Illinois vs. Missouri
Braggin' rights! I hope the Illini don't like bragging too much, because I'd be surprised if Illinois doesn't finish last in the Big Ten this year.
Pick in a mascot fight to the death: Almost identical matchup to the Towson-Indiana game: we have a Native American fighting a tiger. Native Americans never had to deal with tigers in the wild, on the other hand, tigers are good at killing people. Game, Missouri.
Purdue vs. Notre Dame
This is probably the "marquee" matchup of the weekend, and, what, these teams combine for... ten wins? 11? Sad. Notre Dame isn't going to stay in a ditch forever, and they're going to view this as a statement game under their new coach. Last year's game was a real nail-biter, and turned out to be the difference between Notre Dame getting a sixth win to be bowl eligible (and then have a complete implosion and vote against going to a bowl game under a coach tehy all hated) and Purdue being stuck on five wins and not going to a bowl they would've killed to go to.
Pick: Notre Dame
Pick in a mascot fight to the death: You'd think I'd just look back and see what I wrote last year. But I'm better than that. I'll reimagine a fight to the death between a guy whose job is making boilers for a living and a mad Irish guy - assuming that the boilermaker himself is not, in fact, Irish, which is a stretch, considering "boilermaker" was a profession when Irish immigrants fueled most of the working classes of the northern part of this nation of ours. Anyway, I like the boilermaker - the fact that his job involves using hammers and stuff is a good sign, especially if he holds onto the hammer and cracks the other guy in the head with it. Furthermore, if the fighting Irishman is, in fact, the leprechaun in the Notre Dame logo, this would be a very easy fight, as leprechauns are small and weak. Game, Purdue.
Connecticut vs. Michigan
That thunderous noise you hear is me not caring.
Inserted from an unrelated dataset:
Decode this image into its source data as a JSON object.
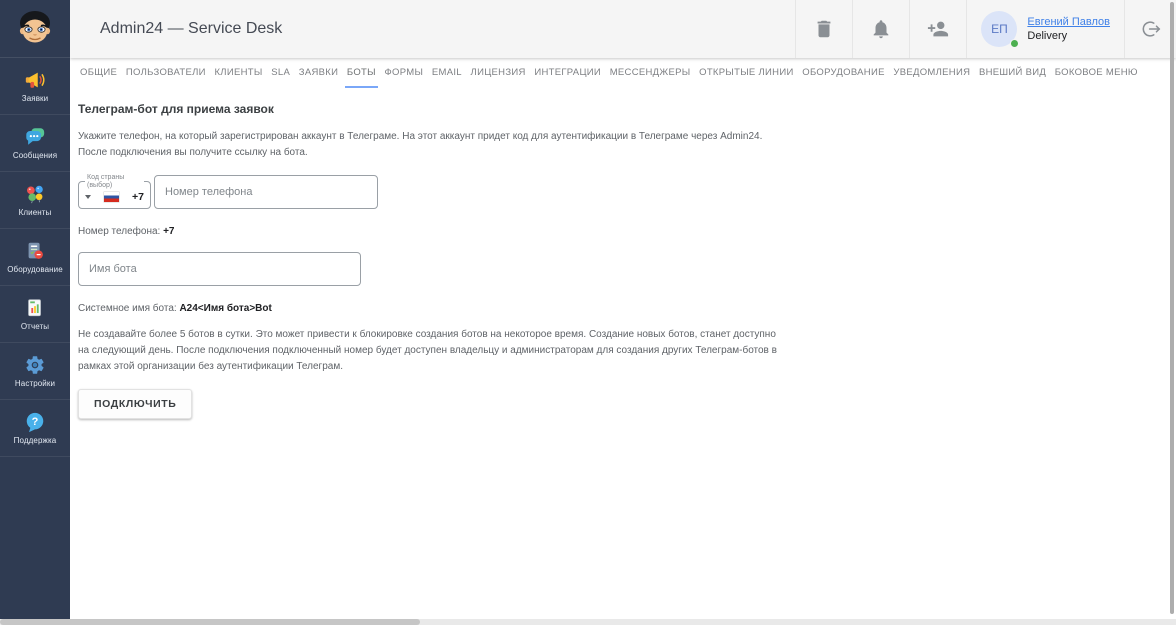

Pick in a mascot fight to the death: The husky will put up a good fight, being a big-ass dog, but a wolverine is a lot like a big-ass dog, but smaller and more vicious. They have fangs and claws and stuff while huskies are primarily good for mushing in snow. Game, Michigan.
No. 12 Wisconsin vs. UNLV
Unless John Clay gets a hot hand at the blackjack table and ends up getting kidnapped by evil Asian men who run the casino and think that he's been running numbers and tortures him to reveal who his accomplices are, Wisconsin will enjoy their trip to the great state of Nevada.
Pick in a mascot fight to the death: I don't like the ambiguosity of the team name "rebel". Who are we dealing with here? Confederates? The Rebel Alliance from Star Wars? Che Guevara, hiding out in the hills of eastern Cuba? Are they good rebels, like the ones who help the US when we invade various smaller countries? Truth is, either way, rebels usually have guns, and would likely kick the crap out of a single badger. Game, UNLV.
Predicted Big Ten record: 8-2
My record so far: 0-0.
Predicted Big Ten mascot death fight record: 4-6
As always, I'm a tease, and the NU prediction will be up tomorrow. Peace, love and unity.